By Sylow theorem, we see the number of the $7$-sylow subgroup is $n_7$. Then $n_7=1$ (mod $7$) and $n_7$ divides $15$; thus $n_7=15$, but why do we have $6\cdot 15=90$ elements of order $7$? And just by using $n_7,n_5,n_3$, how to answer the following question:
Is there a simple group of order $105$?
Thank you.
Best Answer
Two distinct $7$-Sylow subgroups intersect at the identity element (think about Langrange's Theorem). Hence, if there are $15$ distinct $7$-Sylow subgroups, it follows that, in addition to the identity element, there are at least $15\cdot 6 = 90$ elements of order $7$. But then we only have $15=105-90$ elements to account for.
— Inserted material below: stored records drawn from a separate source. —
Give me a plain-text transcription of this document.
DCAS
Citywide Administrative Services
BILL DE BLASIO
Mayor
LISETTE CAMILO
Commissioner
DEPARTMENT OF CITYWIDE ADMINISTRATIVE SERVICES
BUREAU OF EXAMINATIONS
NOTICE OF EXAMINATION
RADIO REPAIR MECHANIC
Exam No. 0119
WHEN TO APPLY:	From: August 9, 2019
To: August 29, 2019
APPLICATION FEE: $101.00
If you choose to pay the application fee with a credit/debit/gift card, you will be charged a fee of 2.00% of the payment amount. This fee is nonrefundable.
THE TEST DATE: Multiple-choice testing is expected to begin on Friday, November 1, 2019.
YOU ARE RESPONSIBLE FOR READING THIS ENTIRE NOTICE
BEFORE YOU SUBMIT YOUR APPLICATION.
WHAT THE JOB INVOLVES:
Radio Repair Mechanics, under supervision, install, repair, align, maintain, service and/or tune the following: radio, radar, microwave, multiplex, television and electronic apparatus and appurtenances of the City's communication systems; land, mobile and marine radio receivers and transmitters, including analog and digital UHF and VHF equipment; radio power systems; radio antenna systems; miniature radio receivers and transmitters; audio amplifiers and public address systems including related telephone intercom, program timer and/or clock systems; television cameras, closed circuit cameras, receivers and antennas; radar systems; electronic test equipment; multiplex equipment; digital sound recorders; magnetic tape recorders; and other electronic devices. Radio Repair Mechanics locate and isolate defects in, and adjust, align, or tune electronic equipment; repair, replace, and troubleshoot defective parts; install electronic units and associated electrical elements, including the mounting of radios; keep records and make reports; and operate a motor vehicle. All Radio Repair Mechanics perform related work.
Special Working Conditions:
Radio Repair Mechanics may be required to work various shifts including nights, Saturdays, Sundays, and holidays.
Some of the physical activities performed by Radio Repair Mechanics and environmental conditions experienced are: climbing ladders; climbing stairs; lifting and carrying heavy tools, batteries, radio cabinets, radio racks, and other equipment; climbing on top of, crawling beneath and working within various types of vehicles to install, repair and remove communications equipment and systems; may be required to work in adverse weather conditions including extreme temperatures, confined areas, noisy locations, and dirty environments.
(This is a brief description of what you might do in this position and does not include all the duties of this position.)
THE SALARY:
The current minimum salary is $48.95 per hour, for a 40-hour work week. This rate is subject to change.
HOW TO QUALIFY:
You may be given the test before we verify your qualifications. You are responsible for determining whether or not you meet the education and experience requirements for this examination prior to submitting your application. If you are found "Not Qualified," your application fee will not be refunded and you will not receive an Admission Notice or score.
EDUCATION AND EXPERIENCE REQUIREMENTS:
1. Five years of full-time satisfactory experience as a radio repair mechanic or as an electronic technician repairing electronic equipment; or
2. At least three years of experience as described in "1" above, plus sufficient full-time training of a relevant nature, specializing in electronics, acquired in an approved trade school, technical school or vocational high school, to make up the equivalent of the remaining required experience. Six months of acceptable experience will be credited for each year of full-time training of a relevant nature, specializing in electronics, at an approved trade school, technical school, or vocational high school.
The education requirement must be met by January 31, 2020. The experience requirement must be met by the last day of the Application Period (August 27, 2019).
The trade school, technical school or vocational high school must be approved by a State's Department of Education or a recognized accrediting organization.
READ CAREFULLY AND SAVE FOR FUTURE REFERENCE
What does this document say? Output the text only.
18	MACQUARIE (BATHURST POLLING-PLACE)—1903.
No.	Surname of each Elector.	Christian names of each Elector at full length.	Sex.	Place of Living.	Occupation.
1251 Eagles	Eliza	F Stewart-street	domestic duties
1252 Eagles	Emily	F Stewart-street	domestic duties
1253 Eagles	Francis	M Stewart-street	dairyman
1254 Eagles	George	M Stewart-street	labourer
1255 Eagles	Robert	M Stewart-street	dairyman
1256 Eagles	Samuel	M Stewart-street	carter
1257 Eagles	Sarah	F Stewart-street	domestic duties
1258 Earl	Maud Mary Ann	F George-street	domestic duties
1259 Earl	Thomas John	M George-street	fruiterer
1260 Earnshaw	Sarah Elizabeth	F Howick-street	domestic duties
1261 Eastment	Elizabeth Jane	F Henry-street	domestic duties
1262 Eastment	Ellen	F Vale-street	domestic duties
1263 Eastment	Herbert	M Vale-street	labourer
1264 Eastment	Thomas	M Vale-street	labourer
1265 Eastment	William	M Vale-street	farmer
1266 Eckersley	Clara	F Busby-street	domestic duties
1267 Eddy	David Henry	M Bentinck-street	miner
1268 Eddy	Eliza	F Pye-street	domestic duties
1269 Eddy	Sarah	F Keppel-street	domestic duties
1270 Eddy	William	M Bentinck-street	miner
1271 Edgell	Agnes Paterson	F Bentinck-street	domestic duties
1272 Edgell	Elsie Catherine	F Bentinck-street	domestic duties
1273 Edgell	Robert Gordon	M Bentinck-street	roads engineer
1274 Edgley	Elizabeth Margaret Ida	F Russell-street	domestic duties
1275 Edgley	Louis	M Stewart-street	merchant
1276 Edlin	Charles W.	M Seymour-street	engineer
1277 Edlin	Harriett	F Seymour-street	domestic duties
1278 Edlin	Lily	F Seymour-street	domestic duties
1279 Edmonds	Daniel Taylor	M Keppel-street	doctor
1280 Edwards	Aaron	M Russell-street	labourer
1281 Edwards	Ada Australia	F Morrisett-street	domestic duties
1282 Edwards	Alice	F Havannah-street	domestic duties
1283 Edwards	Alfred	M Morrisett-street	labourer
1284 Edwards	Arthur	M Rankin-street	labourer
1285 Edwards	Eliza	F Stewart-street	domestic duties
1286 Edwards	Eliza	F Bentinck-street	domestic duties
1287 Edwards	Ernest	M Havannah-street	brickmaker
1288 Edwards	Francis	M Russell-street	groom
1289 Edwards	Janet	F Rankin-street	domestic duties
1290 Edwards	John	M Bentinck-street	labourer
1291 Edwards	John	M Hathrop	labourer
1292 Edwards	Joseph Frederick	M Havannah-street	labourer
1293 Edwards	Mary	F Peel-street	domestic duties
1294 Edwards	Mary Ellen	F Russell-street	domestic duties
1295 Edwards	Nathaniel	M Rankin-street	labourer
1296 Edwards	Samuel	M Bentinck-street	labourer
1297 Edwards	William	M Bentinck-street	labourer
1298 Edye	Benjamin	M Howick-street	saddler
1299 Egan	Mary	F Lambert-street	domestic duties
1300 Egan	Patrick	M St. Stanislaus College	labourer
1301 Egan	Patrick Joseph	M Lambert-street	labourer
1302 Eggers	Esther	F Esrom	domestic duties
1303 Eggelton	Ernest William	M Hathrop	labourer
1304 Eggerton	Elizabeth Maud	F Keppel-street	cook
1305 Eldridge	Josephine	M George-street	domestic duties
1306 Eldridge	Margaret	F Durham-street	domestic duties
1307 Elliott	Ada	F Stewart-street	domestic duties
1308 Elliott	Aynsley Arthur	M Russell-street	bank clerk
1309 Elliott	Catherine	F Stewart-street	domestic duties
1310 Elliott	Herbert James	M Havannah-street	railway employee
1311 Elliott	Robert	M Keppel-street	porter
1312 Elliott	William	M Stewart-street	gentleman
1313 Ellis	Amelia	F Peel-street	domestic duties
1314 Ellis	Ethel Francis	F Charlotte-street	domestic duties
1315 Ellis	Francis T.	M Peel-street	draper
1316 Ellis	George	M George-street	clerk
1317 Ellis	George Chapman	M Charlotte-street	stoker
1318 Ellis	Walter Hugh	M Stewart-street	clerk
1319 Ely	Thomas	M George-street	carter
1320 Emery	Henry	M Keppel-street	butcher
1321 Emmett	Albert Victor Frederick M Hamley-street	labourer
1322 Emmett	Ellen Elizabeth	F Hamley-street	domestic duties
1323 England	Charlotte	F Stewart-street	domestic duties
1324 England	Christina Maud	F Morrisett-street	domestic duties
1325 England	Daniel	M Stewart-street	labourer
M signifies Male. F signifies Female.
You can now argue that either $n_{3}=1$ or $n_{5}=1$.
Now, whenever $n_{p}=1$, this means there exists exactly one $p$-Sylow subgroup. Using Sylow's Second Theorem, this unique $p$-Sylow subgroup must be normal. As a result, the underlying group cannot be simple.
EDIT: As you-sir-33433 remarks, the normality of $p$-Sylow subgroup simply follows from the fact that $H$ and $gHg^{-1}$ have same cardinality for a subgroup $H\subset G$, and for any $g\in G$. One does not need Sylow's second theorem for this.